The answer is rage. What gets me up, every time, is fury with myself over how stupid, useless and unreasonable I’m being. The people around me deserve better. There are things that have to be done and I’m not doing them because I’m huddled in a corner, whimpering. I’ll call myself lazy, selfish, self-indulgent, a good for nothing waste of space, and I’ll batter myself with this language until the rage against myself is powerful enough to get me moving again.
I suspect there’s a direct relationship between this process, and the next round of falling over. It’s taken until now to question it, because until this month, the self-hatred that keeps me moving had seemed like a perfectly natural and reasonable thing. Feeling like my only point is my utility, and having internalised a sense of worthlessness a long time ago, I’ve had no way of being kind to myself in times of burnout. I haven’t felt I deserved being kind to, and I’ve had no way of fixing that alone.
When all you can change in response to a problem outside of you, is something inside of you, the options are limited. Depression is treated as an internal problem to be solved internally, but if it’s being caused by external issues, there’s a limit to what can be done. Problems that eat away at sense of self, self esteem, hope, and energy are not fixed by taking a positive attitude to them, especially if you have no means for being positive. Rewiring the longstanding thought patterns in a brain is not a quick or easy process. They aren’t fixed by anger, either. Sometimes, the change really has to come from other people. Sometimes, I need to ask for help, or to feel safe explaining the problem. Sometimes I need looking after.

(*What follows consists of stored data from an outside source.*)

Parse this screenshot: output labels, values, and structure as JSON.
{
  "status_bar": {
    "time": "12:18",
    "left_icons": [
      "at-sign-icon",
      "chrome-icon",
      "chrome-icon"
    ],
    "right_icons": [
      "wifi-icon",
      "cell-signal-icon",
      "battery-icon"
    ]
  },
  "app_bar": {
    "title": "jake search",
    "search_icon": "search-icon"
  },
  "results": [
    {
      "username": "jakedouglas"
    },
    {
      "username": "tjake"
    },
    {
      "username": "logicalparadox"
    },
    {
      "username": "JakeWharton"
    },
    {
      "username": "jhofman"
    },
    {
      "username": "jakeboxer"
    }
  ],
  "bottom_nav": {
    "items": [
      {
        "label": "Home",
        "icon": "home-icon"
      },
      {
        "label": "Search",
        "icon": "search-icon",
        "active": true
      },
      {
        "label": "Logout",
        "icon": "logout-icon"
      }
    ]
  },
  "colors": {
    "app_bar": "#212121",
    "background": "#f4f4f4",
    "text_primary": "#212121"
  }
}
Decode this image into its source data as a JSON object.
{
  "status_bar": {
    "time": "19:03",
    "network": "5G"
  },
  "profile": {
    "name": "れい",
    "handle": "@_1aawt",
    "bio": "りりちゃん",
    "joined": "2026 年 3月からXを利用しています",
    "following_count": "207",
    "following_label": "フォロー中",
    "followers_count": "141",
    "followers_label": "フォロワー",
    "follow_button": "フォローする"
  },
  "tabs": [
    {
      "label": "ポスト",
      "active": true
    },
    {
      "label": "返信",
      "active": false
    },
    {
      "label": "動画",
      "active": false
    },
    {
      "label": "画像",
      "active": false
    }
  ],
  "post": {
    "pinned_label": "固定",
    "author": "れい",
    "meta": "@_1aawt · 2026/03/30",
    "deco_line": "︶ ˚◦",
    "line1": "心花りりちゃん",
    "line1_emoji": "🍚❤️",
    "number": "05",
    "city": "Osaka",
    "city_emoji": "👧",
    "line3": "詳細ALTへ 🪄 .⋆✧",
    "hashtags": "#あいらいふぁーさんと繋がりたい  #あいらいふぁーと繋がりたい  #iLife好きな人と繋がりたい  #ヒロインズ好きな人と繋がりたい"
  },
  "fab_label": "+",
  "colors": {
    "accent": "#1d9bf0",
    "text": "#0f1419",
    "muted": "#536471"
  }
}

I’ve made a few tentative forays into talking about what I need to have be different. I’ve sought a few changes from other people. I’ve worked out what, externally, is knocking me down and I’m trying to minimise contact with situations that take me apart. I am not a goddess in a mythical descent, but that doesn’t mean I can’t have the things taken given back to me.
Currently I’m working on how to get up gently. I’m ever more convinced that treating depression as individual and internal is part of the problem. The more time we spend collectively knocking each other back (or letting our politicians knock us back) the worse it gets. I think we can help each other to do something totally different.